24 Defense Mechanisms We Use In Relationships, According to Therapists


Often our defense mechanisms keep us from fully understanding ourselves and from dealing with difficult situations in ways that are healthy and truly healing. And as Muñoz points out, the disconnect between what we’re acknowledging and what we’re actually experiencing can create feelings of tension, both emotionally and physically, that may cause even more discomfort than if we actually faces those feelings head on.

Instead, Muñoz recommends taking the time to understand your defense mechanisms and how they are or aren’t serving you. “It can be helpful to work with a professional who can help us increase our awareness of our defenses,” Muñoz suggests. “The more aware you become of your defenses, the more you have a choice to do something else rather than unconsciously using them.”

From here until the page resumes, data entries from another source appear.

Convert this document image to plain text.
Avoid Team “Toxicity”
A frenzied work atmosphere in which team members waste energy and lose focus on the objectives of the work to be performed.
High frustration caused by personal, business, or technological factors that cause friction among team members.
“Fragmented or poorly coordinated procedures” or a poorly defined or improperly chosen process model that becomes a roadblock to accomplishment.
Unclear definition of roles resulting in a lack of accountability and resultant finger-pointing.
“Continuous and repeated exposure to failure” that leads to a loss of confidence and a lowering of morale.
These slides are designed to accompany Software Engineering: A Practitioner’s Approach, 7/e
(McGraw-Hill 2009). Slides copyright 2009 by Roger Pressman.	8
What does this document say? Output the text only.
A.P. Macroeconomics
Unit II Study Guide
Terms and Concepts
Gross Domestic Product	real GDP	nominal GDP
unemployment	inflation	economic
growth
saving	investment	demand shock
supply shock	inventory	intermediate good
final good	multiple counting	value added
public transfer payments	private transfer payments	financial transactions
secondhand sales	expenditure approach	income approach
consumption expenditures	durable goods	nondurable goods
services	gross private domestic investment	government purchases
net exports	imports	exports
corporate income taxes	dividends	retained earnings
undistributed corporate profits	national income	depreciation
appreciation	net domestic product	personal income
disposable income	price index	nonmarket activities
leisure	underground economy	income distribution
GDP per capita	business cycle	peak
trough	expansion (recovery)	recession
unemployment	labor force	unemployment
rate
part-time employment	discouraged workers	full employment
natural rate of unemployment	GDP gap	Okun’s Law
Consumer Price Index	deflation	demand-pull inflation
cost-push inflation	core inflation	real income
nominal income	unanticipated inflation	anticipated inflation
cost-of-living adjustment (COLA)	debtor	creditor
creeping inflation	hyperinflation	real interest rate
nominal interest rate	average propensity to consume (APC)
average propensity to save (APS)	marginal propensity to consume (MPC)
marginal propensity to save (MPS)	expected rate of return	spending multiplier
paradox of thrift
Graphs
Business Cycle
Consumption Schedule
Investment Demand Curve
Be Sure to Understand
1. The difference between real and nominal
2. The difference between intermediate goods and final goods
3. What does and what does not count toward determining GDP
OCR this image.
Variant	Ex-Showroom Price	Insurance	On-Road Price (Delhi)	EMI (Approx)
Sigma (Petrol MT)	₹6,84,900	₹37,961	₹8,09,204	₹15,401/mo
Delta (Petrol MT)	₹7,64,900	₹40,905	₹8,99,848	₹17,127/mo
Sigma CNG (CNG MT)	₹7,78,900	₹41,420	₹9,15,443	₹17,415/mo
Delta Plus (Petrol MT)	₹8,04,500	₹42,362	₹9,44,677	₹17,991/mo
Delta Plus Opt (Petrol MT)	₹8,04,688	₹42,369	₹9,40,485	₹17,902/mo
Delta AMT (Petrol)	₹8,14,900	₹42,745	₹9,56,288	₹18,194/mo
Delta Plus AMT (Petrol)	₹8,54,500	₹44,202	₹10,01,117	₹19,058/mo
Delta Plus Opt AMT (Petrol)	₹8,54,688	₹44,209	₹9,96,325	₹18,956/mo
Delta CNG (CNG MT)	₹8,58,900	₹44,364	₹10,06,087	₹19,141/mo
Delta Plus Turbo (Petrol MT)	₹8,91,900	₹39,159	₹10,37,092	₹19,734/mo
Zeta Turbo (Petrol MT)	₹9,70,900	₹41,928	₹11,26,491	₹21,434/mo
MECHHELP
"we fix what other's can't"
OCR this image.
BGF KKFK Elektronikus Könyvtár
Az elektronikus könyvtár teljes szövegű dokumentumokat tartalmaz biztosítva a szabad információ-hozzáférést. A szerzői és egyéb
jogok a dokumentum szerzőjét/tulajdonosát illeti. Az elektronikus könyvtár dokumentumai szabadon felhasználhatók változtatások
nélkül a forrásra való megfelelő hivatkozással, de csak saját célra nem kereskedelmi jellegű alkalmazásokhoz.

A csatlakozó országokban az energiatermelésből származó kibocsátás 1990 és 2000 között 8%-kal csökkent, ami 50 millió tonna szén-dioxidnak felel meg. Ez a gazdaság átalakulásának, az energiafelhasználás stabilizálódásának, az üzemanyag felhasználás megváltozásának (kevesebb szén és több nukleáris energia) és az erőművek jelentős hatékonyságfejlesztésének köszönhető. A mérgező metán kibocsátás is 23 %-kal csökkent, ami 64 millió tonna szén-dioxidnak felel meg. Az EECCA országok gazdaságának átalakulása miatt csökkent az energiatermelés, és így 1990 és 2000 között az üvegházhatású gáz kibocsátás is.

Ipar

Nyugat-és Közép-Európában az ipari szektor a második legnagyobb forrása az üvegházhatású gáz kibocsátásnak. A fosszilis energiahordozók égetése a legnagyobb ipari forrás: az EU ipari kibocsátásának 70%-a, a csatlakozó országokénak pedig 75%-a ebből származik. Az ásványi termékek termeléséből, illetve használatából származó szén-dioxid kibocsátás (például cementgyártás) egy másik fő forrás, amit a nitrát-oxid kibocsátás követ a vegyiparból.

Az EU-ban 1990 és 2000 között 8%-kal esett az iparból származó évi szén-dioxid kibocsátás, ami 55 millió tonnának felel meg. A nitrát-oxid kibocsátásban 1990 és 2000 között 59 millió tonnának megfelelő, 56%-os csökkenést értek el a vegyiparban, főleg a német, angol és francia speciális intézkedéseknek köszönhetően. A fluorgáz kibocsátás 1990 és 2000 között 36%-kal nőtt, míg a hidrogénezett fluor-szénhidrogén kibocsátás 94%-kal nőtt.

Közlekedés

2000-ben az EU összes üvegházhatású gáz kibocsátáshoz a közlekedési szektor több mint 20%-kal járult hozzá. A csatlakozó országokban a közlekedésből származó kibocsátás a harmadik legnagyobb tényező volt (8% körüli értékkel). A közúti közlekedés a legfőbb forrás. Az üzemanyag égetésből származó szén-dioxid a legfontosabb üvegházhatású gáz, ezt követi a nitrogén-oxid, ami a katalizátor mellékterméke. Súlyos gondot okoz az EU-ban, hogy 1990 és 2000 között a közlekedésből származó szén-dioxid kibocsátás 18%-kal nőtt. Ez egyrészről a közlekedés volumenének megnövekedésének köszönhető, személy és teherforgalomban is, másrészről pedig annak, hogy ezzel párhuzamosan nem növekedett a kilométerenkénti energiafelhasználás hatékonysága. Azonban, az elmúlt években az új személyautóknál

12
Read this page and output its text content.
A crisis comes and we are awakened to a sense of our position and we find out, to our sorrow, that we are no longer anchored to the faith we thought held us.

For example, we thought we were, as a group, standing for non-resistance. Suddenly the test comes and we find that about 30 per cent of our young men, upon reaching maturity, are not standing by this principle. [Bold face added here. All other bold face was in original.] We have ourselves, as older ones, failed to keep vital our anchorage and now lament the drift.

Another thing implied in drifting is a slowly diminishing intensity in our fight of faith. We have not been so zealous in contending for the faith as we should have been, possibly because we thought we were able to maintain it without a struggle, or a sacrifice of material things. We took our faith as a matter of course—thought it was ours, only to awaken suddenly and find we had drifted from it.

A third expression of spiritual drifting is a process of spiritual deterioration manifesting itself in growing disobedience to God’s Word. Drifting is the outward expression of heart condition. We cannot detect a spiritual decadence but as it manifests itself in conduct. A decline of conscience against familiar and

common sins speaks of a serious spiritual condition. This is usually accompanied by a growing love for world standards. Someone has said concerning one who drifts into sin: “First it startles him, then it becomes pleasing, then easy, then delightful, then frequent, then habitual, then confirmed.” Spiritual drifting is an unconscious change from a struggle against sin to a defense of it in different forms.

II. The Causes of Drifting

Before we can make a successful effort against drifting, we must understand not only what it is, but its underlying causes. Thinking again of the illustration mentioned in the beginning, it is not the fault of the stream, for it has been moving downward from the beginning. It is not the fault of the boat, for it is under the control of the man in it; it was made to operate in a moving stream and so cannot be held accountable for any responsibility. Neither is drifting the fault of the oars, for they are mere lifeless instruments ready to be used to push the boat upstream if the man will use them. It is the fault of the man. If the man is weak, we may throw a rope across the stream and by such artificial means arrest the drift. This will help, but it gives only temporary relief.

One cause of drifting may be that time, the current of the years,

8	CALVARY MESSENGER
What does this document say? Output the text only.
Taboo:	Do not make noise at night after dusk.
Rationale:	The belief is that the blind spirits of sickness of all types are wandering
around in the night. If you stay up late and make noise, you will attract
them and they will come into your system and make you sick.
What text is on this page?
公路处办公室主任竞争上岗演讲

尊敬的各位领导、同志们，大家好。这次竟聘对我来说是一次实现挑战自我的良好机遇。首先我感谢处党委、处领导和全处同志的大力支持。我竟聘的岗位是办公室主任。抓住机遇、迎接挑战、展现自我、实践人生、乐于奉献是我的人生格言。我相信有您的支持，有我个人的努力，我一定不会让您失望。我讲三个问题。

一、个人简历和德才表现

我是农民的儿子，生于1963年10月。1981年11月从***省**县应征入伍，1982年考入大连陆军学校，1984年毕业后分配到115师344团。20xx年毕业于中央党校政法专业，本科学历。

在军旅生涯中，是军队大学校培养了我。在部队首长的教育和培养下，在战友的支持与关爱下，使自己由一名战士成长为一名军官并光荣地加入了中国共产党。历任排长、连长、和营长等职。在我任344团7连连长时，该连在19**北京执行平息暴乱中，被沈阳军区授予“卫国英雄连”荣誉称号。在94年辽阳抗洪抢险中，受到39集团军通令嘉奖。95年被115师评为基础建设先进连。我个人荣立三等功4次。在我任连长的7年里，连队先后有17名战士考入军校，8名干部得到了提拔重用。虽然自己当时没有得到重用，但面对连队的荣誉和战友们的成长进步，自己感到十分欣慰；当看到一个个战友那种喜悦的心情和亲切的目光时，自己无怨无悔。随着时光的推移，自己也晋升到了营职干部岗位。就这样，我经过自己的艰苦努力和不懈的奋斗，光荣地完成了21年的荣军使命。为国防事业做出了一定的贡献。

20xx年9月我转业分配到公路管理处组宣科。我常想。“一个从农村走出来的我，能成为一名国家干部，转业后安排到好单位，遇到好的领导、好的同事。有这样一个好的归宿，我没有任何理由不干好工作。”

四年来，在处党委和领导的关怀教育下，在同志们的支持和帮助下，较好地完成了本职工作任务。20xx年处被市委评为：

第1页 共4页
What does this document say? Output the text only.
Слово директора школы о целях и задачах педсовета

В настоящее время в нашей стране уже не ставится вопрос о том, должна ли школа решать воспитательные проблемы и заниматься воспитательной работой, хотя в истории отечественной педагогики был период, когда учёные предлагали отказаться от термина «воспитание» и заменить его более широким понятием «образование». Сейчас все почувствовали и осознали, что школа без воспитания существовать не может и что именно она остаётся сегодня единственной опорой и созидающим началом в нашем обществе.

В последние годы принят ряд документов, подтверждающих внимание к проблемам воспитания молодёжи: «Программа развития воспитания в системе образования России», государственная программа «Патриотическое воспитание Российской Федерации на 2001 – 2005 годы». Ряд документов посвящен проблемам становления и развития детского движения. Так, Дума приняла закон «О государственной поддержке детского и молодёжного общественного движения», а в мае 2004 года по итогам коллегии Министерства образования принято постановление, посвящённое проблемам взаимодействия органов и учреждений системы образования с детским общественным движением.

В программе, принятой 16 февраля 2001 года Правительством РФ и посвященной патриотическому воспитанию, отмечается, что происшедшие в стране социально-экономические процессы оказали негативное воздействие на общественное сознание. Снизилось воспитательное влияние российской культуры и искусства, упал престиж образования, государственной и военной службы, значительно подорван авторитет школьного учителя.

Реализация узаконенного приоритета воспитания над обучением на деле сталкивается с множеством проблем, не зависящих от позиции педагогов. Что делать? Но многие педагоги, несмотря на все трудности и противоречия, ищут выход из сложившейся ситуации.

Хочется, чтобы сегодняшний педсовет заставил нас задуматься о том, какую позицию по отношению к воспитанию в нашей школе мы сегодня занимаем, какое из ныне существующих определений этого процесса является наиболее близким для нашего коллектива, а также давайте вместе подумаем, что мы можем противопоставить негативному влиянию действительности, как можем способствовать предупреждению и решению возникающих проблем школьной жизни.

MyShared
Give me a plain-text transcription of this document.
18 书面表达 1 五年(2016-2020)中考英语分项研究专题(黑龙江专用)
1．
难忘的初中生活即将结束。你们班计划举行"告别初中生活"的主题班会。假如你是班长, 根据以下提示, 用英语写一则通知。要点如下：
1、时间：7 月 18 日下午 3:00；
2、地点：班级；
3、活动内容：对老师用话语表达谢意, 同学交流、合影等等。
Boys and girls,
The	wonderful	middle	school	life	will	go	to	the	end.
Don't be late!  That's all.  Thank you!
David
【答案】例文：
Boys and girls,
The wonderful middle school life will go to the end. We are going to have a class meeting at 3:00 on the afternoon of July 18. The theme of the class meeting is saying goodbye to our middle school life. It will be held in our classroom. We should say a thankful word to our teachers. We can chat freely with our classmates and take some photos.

She offers some examples: “If you’re a woman who cries instead of connecting with her anger, for example, you can begin to practice experiencing your anger directly and learning to be more assertive. If you’re a man who realizes that you tend to blanket your grief and other emotions with anger, you can learn to make room for a range of feelings and be vulnerable to this experience. In both of these examples, reducing your reflexive use of a defense can help you understand yourself better and forge safer, more trusting, intimate relationships.”

There are many ways to develop better self-awareness. Then, from that place of awareness, you can move into learning new, healthier ways of dealing with stress rather than relying on unproductive defense mechanisms.